Par exemple, DeepSeek servirait de module de relecture et de synthèse pour certains résultats complexes, ou d’outil de génération de réponses directes dans le style snippet affiché en tête de page. En clair, plutôt que de réentraîner immédiatement son modèle maison pour combler son retard, Baidu tirerait parti du travail de DeepSeek pour offrir de meilleures réponses à ses utilisateurs, le temps de combler l’écart.
Cette collaboration tacite signale une forme de reconnaissance pragmatique : DeepSeek est devenu une technologie suffisamment incontournable pour que même ses concurrents nationaux y recourent dans l’urgence.
D’ailleurs, des rumeurs évoquent des discussions entre Baidu et DeepSeek pour une licence plus formelle, qui permettrait à Baidu d’intégrer plus largement R1 dans son écosystème moyennant rétribution – une manière d’allier les forces plutôt que de s’affronter frontalement.
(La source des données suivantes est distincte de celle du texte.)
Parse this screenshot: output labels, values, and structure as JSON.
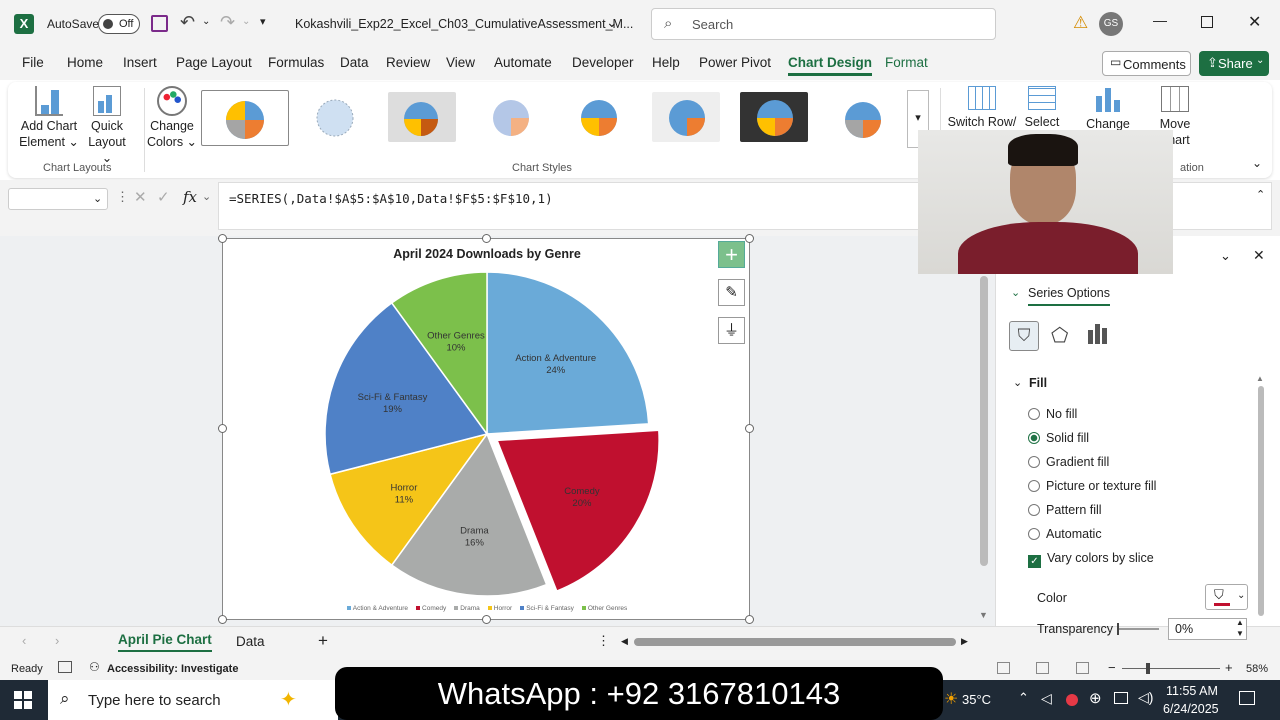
{
  "titlebar": {
    "autosave_label": "AutoSave",
    "autosave_state": "Off",
    "filename": "Kokashvili_Exp22_Excel_Ch03_CumulativeAssessment_M...",
    "search_placeholder": "Search",
    "user_initials": "GS"
  },
  "tabs": [
    "File",
    "Home",
    "Insert",
    "Page Layout",
    "Formulas",
    "Data",
    "Review",
    "View",
    "Automate",
    "Developer",
    "Help",
    "Power Pivot",
    "Chart Design",
    "Format"
  ],
  "comments_label": "Comments",
  "share_label": "Share",
  "ribbon": {
    "add_chart_element": [
      "Add Chart",
      "Element"
    ],
    "quick_layout": [
      "Quick",
      "Layout"
    ],
    "chart_layouts_label": "Chart Layouts",
    "change_colors": [
      "Change",
      "Colors"
    ],
    "chart_styles_label": "Chart Styles",
    "switch_row": "Switch Row/",
    "select": "Select",
    "change": "Change",
    "move": [
      "Move",
      "hart"
    ],
    "location_fragment": "ation"
  },
  "formula_bar": {
    "fx": "fx",
    "formula": "=SERIES(,Data!$A$5:$A$10,Data!$F$5:$F$10,1)"
  },
  "chart_data": {
    "type": "pie",
    "title": "April 2024 Downloads by Genre",
    "categories": [
      "Action & Adventure",
      "Comedy",
      "Drama",
      "Horror",
      "Sci-Fi & Fantasy",
      "Other Genres"
    ],
    "values": [
      24,
      20,
      16,
      11,
      19,
      10
    ],
    "labels": [
      "24%",
      "20%",
      "16%",
      "11%",
      "19%",
      "10%"
    ],
    "colors": [
      "#6aaad8",
      "#c0102f",
      "#a9abaa",
      "#f5c518",
      "#4f81c7",
      "#7cc04b"
    ],
    "exploded": "Comedy",
    "legend_position": "bottom"
  },
  "format_pane": {
    "section": "Series Options",
    "fill_heading": "Fill",
    "options": [
      "No fill",
      "Solid fill",
      "Gradient fill",
      "Picture or texture fill",
      "Pattern fill",
      "Automatic"
    ],
    "selected": "Solid fill",
    "vary_colors": "Vary colors by slice",
    "color_label": "Color",
    "transparency_label": "Transparency",
    "transparency_value": "0%"
  },
  "sheet_tabs": [
    "April Pie Chart",
    "Data"
  ],
  "status": {
    "ready": "Ready",
    "accessibility": "Accessibility: Investigate",
    "zoom": "58%"
  },
  "taskbar": {
    "search_placeholder": "Type here to search",
    "banner": "WhatsApp : +92 3167810143",
    "temp": "35°C",
    "time": "11:55 AM",
    "date": "6/24/2025"
  }
}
Ces exemples montrent que DeepSeek est en voie de s’insérer comme un ciment de l’innovation industrielle en Chine. D’autres secteurs commencent à suivre. Dans l’e-commerce, Alibaba a expérimenté DeepSeek pour la génération automatisée de fiches produits multilingues sur ses plateformes internationales, gagnant du temps dans la mise en ligne de millions de descriptions d’articles.
Dans les jeux vidéo, Tencent s’intéresse à R1 pour créer des personnages non-joueurs (PNJ) à la conversation plus naturelle dans ses futurs titres de métavers, ce qui pourrait révolutionner l’immersion des joueurs.
Et dans la productivité, ByteDance travaillerait sur un équivalent de GitHub Copilot alimenté par DeepSeek pour booster la vitesse de codage de ses développeurs. L’ensemble de ces initiatives témoigne d’une adoption protéiforme : DeepSeek n’est pas un produit unique, c’est un socle technologique modulable qui vient s’insérer discrètement dans d’autres offres pour les rendre plus intelligentes.
Le soutien affiché des plus hautes autorités chinoises amplifie cette tendance. Liang Wenfeng, le fondateur de DeepSeek, a été convié comme expert lors de plusieurs réunions stratégiques sur l’autonomie technologique du pays en 2025. Son message y est clair : DeepSeek aspire à devenir l’infrastructure IA universelle de la Chine, prête à servir de base à quiconque veut innover rapidement.
À la manière d’un Linux pour l’IA, ouvert et personnalisable, DeepSeek se met au service d’acteurs très divers, de la startup au conglomérat établi. Si la dynamique se poursuit, on peut imaginer qu’à terme, une part significative des smartphones, voitures, moteurs de recherche et autres produits « smart » chinois embarqueront une pièce de technologie estampillée DeepSeek.
C’est en tout cas le pari qu’on semble faire à Pékin : celui d’un écosystème unifié autour d’un champion national de l’IA, dont les retombées profiteraient à l’ensemble de l’industrie high-tech du pays.